As a university professor, he worked from 1974 in the Faculty of Natural and Mathematical Sciences at the University of Pristina. He was Dean of faculty and head of the general council of the university. His speciality was zoo-ecology and zoogeography. He had many graduate students and he also lectured in different universities on these subjects.
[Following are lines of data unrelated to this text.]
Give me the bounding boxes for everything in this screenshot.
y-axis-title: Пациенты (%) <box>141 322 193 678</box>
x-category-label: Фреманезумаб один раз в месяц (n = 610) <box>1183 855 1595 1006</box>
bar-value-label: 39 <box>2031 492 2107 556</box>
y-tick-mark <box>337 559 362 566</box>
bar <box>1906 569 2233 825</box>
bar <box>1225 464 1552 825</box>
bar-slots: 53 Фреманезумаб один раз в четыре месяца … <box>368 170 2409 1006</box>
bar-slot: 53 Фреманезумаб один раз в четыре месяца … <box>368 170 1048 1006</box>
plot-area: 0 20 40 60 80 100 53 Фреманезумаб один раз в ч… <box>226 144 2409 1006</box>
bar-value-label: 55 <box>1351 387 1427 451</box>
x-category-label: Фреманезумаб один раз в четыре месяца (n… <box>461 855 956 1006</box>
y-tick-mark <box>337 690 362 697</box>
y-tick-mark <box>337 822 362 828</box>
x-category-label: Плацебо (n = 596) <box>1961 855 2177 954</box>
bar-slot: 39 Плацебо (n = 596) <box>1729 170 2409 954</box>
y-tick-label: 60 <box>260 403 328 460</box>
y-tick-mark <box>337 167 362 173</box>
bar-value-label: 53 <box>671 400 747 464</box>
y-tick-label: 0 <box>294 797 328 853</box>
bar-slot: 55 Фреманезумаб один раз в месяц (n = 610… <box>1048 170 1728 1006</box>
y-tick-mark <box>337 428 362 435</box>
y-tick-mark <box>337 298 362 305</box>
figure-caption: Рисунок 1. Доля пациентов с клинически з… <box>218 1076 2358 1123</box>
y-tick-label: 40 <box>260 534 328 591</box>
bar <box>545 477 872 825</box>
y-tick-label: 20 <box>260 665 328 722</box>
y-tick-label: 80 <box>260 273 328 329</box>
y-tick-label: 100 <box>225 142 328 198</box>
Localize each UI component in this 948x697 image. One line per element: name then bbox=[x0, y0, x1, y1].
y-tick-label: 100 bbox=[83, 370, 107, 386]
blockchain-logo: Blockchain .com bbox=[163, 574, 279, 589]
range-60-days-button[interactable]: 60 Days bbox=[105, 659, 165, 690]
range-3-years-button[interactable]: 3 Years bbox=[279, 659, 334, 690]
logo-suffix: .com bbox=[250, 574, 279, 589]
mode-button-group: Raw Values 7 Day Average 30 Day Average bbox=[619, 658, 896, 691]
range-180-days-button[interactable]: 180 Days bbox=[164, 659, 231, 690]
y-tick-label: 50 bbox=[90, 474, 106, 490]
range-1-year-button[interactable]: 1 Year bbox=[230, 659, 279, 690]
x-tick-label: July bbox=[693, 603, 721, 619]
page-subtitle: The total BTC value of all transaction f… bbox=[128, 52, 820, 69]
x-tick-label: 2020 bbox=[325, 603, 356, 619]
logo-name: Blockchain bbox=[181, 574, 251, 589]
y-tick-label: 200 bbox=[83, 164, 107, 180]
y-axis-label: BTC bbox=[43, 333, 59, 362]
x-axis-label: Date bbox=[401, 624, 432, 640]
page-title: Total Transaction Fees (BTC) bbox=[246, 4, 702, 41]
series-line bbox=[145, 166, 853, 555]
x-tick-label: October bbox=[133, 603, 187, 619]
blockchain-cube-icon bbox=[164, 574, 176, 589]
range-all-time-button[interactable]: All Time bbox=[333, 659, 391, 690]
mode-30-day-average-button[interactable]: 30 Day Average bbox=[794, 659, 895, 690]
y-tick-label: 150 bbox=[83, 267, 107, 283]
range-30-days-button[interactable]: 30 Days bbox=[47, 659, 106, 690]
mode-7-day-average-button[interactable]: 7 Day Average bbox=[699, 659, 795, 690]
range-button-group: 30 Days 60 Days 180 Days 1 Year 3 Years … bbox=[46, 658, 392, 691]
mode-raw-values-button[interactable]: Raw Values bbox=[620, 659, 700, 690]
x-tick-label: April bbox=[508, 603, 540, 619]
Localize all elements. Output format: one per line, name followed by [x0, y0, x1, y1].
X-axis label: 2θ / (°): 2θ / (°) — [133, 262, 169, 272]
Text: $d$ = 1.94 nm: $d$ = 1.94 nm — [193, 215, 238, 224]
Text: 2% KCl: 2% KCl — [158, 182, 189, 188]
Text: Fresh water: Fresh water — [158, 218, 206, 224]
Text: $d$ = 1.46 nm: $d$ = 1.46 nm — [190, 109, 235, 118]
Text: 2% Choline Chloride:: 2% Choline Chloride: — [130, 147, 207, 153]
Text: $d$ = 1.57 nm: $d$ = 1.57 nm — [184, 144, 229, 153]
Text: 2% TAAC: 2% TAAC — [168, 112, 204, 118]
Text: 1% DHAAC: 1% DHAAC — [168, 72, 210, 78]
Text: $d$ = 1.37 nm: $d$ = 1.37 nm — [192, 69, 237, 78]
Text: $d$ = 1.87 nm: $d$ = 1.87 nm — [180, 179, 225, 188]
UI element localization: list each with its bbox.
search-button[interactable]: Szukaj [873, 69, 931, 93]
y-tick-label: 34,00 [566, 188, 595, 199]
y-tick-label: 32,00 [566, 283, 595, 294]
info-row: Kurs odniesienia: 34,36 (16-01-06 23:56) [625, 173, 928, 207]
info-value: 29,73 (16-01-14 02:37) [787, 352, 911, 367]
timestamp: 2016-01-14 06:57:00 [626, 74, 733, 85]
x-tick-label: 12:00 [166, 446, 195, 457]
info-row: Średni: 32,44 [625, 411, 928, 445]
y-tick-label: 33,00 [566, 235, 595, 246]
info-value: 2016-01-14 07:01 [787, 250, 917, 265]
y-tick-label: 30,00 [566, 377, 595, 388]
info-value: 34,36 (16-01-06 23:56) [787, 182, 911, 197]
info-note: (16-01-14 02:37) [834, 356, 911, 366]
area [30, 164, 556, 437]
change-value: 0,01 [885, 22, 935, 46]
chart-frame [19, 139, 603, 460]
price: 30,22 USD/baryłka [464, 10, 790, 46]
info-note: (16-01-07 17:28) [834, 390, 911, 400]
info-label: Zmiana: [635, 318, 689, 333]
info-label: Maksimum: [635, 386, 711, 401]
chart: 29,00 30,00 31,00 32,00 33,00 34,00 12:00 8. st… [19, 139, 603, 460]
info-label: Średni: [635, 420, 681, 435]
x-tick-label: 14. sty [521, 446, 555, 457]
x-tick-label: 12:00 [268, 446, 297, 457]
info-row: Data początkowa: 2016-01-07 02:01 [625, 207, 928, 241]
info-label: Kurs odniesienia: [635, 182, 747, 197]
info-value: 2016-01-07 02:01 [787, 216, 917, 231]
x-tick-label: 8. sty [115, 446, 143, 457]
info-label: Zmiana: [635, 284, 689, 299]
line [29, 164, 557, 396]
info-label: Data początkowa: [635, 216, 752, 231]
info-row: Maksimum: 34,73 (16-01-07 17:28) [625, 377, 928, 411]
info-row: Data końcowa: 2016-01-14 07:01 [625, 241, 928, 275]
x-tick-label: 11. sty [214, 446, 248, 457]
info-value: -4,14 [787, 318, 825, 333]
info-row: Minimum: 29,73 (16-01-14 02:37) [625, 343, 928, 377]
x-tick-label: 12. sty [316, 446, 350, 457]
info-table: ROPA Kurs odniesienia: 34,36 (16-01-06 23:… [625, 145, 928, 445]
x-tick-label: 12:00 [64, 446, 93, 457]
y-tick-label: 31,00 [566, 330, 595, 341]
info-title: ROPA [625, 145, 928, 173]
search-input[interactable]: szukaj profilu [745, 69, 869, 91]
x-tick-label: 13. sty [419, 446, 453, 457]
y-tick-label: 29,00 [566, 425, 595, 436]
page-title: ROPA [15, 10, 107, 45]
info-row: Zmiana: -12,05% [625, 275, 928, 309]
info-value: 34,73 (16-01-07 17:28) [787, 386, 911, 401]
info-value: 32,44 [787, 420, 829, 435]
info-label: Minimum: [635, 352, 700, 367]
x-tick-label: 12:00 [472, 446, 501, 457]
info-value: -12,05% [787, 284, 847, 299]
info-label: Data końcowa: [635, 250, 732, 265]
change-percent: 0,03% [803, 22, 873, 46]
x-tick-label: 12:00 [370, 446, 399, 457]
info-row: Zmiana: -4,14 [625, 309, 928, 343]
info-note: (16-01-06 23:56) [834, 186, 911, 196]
He went to primary school in Peja and completed his secondary education at the Gymnasium in 1954-55. He studied teaching in Skopje, specialising in biology and chemistry, in 1956, and also taught in a primary school in Liria. After secondary school he had been given a place to study economics in Belgrade but just as he was about to travel there, the police stopped him and took him from the train and told him he was forbidden further studies, but was to teach at a village school in Peja. This was because his father had been declared an enemy of the Yugoslav state. He worked first in the high school in Ferizaj and in 1970-71 as a teacher in a high school in Gjakova where he lectured in zoology. He completed his university degree in 1969 at the University of Skopje in the faculty of natural sciences, specialising in biology. In 1973 he began to lecture at the University of Pristina as an assistant in the area of zoology and zoogeography.

In 1977 he completed a master’s degree at the University of Zagreb in ecology and animal categorisation; he followed this with a PhD in ecology in 1981 in Zagreb. He later undertook a further specialty as a Fulbright scholar in West Berlin, Vienna and Leipzig, in entomology.